Investigation into X Internet Unlimited Company and its compliance with duties to protect its users from illegal content and child users from harmful content

Published: 12 January 2026

Open

Investigation into

X Internet Unlimited Company (XIUC) with respect to its service X

Case opened

12 January 2026

Summary

We are investigating whether the provider of X, XIUC, has failed/is failing to comply with its duties under the Online Safety Act 2023 in respect of its:

  • Duties to carry out a suitable and sufficient illegal content risk assessment;
  • Safety duties about illegal content; 
  • Duties to carry out a suitable and sufficient children’s risk assessment; and,
  • Safety duties protecting children.
Relevant legal provision(s)

Sections 9, 10, 11, 12, 20, 21 and 22 of the Online Safety Act 2023.

Background

Part 3 of the Online Safety Act (‘the Act’) imposes duties on providers of regulated user-to-user (‘U2U’) services to prevent users encountering illegal content and children encountering harmful content. The Act also requires U2U services in scope of the Act to consider the risks of harm presented by its service to its users by carrying out a:

  • suitable and sufficient illegal content risk assessment; and
  • suitable and sufficient children’s risk assessment (where the service is likely to be accessed by children).

The duty to carry out an illegal content risk assessment came into effect on 16 March 2025, and a children’s risk assessment on 24 July 2025.

In addition, Part 3 of the Act imposes duties on providers of regulated U2U services to, among others:

  • take or use proportionate measures to prevent individuals from encountering priority illegal content – including intimate image abuse and Child Sexual Abuse Material (‘CSAM’) – by means of the service;
  • effectively mitigate and manage:
    • the risk of the service being used for the commission of priority offences; and
    • the risks of harm to individuals, as identified in the most recent ‘Illegal Content Risk Assessment’;
  • implement systems and processes designed to minimise the length of time for which any priority illegal content is present and swiftly take it down when they are made aware of its presence;
  • use proportionate systems and processes designed to prevent children of any age from encountering, by means of the service, primary priority content – including pornographic content – that is harmful to children. This includes the use of highly effective age assurance to prevent children from encountering primary priority content; and
  • effectively mitigate and manage the risks of harm to children, as identified in the most recent ‘Children’s Risk Assessment’. 

Providers are also required to allow for users to easily report illegal content and content that is harmful to children, in addition to operating complaints procedures in relation to such content. Providers are required to provide for appropriate action to be taken in response to complaints. 
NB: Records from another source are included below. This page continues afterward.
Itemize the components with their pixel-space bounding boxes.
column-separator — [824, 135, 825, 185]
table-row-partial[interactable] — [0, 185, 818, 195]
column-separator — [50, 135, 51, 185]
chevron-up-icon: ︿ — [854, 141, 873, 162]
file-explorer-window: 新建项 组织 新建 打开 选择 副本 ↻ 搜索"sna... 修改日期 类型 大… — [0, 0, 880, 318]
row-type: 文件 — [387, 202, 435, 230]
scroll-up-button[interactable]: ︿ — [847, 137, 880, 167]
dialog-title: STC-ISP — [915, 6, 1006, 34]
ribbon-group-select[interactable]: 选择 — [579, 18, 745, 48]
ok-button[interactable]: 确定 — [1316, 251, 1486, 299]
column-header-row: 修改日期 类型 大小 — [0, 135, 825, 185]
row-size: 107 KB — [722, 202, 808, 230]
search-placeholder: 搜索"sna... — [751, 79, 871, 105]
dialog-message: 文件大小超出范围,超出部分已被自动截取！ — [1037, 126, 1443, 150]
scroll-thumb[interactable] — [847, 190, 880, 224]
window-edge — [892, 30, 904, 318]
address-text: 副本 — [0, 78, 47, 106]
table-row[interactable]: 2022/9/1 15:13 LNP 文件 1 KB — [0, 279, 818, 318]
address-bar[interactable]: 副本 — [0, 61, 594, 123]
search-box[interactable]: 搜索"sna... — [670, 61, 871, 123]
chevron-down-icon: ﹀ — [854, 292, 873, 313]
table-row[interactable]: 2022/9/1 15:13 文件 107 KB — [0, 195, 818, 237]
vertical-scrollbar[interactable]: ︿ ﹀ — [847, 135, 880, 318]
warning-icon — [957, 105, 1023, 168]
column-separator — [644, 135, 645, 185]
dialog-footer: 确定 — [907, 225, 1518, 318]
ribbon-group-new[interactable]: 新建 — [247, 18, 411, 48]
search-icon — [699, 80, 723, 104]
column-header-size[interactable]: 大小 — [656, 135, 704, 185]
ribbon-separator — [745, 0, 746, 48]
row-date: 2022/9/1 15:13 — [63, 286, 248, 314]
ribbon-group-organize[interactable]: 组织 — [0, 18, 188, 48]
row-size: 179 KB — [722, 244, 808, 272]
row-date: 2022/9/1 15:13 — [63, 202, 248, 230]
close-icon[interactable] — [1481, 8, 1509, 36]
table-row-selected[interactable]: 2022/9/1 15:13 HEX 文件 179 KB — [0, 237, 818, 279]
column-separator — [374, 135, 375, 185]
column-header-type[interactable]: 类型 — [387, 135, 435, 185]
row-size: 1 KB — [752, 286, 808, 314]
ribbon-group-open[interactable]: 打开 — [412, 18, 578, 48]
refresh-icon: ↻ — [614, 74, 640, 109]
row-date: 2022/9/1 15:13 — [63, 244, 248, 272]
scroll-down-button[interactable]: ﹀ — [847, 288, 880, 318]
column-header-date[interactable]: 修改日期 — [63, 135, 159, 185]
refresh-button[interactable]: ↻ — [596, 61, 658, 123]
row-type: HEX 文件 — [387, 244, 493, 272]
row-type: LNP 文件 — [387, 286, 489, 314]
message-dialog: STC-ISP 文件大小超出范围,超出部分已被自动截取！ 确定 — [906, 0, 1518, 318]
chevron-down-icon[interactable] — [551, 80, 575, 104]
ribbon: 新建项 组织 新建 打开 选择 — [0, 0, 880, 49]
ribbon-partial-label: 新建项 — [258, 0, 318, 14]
The duties relating to illegal content came into effect on 17 March 2025, and the duties to protect children from harmful content came into effect on 25 July 2025.

Investigation

Ofcom has today opened an investigation into XIUC’s compliance with its duties under the Act. The investigation follows widespread reports that a Grok model on X is/was being used to generate and share content that may amount to intimate image abuse, CSAM and pornography that is accessible to children. 

Ofcom’s investigation will seek to establish whether there are reasonable grounds to believe that XIUC has failed, or is failing, to comply with its legal obligations as set out above. 

Ofcom’s Online Safety Enforcement Guidance sets out how Ofcom will normally approach enforcement under the Act. This includes our approach to information gathering and analysis and the procedural steps we must take to fairly determine the outcome of the investigation. 

Where we identify compliance failures, we can impose fines of up to £18m or 10% of qualifying worldwide revenue (whichever is greater). In the most serious cases of ongoing non-compliance, and where appropriate given the risks of harm to individuals in the UK, we can make an application to a court for ‘business disruption measures’, through which a court could impose an order, on an interim or full basis, requiring payment providers or advertisers to withdraw their services from a platform, or requiring internet service providers to block access to a site in the UK. The court may only impose such orders where appropriate and proportionate to prevent significant harm to individuals in the UK.

We will provide an update on this investigation as soon as possible.